Discours de François Hollande au sommet de la Commission de l’océan Indien

Voyage présidentiel dans l’océan Indien - 22-23 août 2014
samedi 23 août 2014

Voir aussi, sur le site de l’Élysée, l’agenda de ce voyage dans l’océan Indien avec des vidéos et les textes des discours prononcés lors des étapes


Ce discours peut être retrouvé et écouté sur le site de l’Elysée

Moroni (Comores), Samedi 23 août 2014

Monsieur le Président de l’Union des Comores,
Monsieur le Président des Seychelles,
Monsieur le Président de Madagascar,
Monsieur le Premier ministre de Maurice,
Monsieur le Secrétaire général de notre Organisation
Mesdames, Messieurs les ministres,
Mesdames, Messieurs qui représentez les autorités comoriennes,

Je veux d’abord introduire mon propos par une gratitude. J’ai été très sensible à votre compréhension, Messieurs les chefs d’Etat et de Gouvernement, et à votre compassion à la suite de l’accident tragique de cet avion d’Air Algérie qui transportait, non seulement des compatriotes Français, mais d’autres, de Ouagadougou à Alger, et qui a justifié que je demande le report de notre Sommet.
Vous avez bien voulu l’accepter. Non seulement, vous avez pu permettre l’organisation de ce Sommet à la fin du mois d’août, mais vous avez tous confirmé votre présence. Car je tenais comme, Président de la République française, à être moi-même, ici, aux Comores.
Je veux remercier le Président DHOININE et la population comorienne pour l’accueil qui m’a été réservé, tout au long du parcours, entre l’aéroport et le lieu de cette conférence. J’ai vu des drapeaux français s’agiter, j’ai vu des mains s’ouvrir, j’ai vu des yeux de Comoriens qui savaient quels étaient les liens qui nous unissent et qui veulent, aussi, marquer leur esprit d’amitié à l’égard de la France. Je n’oublie pas aussi les Comoriens qui vivent en France et qui participent aussi au développement de leur propre pays, même s’ils sont pour beaucoup binationaux.

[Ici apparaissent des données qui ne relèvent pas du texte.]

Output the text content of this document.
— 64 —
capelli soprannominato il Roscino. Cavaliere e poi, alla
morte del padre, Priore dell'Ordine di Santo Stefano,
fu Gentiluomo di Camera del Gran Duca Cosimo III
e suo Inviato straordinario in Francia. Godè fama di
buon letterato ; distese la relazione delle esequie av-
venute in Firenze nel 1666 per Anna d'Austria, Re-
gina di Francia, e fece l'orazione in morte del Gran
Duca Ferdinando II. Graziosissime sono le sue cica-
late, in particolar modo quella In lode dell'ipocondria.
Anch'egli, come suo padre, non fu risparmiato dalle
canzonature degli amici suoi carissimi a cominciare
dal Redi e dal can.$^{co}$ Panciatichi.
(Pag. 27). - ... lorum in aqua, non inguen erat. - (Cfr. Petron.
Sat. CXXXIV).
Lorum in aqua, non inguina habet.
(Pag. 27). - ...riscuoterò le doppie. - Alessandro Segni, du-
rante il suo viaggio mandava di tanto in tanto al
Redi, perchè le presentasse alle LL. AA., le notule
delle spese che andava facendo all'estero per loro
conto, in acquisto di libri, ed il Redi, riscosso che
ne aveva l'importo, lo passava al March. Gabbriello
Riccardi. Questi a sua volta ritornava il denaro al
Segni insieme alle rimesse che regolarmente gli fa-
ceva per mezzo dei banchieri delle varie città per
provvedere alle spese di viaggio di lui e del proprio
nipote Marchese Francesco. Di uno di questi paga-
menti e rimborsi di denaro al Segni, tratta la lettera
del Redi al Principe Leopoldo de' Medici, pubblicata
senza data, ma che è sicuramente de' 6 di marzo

Ce qui nous rassemble ici, ce n’est pas simplement l’histoire ou la géographie, c’est la culture, c’est une volonté de développement et de coopération. Ce qui nous unit, c’est un océan, l’Océan Indien, mais c’est aussi une compréhension des enjeux pour la planète.
Notre Organisation a bien travaillé. La Commission de l’Océan indien ne s’était pas retrouvée depuis longtemps, puisque le dernier sommet s’était tenu en 2005. Nous en connaissons les raisons, elles n’ont rien à voir avec le fonctionnement de notre Organisation. La situation à Madagascar, justifiait au nom des valeurs que nous portons – les valeurs de liberté, les valeurs du droit, les valeurs de la démocratie – que nous soyons en attente, que Madagascar fasse enfin le choix qui est attendu d’un grand pays, d’un grand pays ami. C’est le cas aujourd’hui.
Je veux saluer le Président élu, le Président légitime de Madagascar, parce qu’il nous permet aujourd’hui, enfin, de nous rassembler pour l’Océan indien. Qu’il sache bien qu’il peut compter sur le concours de la France, sur l’appui de l’Organisation que nous formons, parce qu’il n’y aura pas de développement de l’Océan indien, sans développement de Madagascar.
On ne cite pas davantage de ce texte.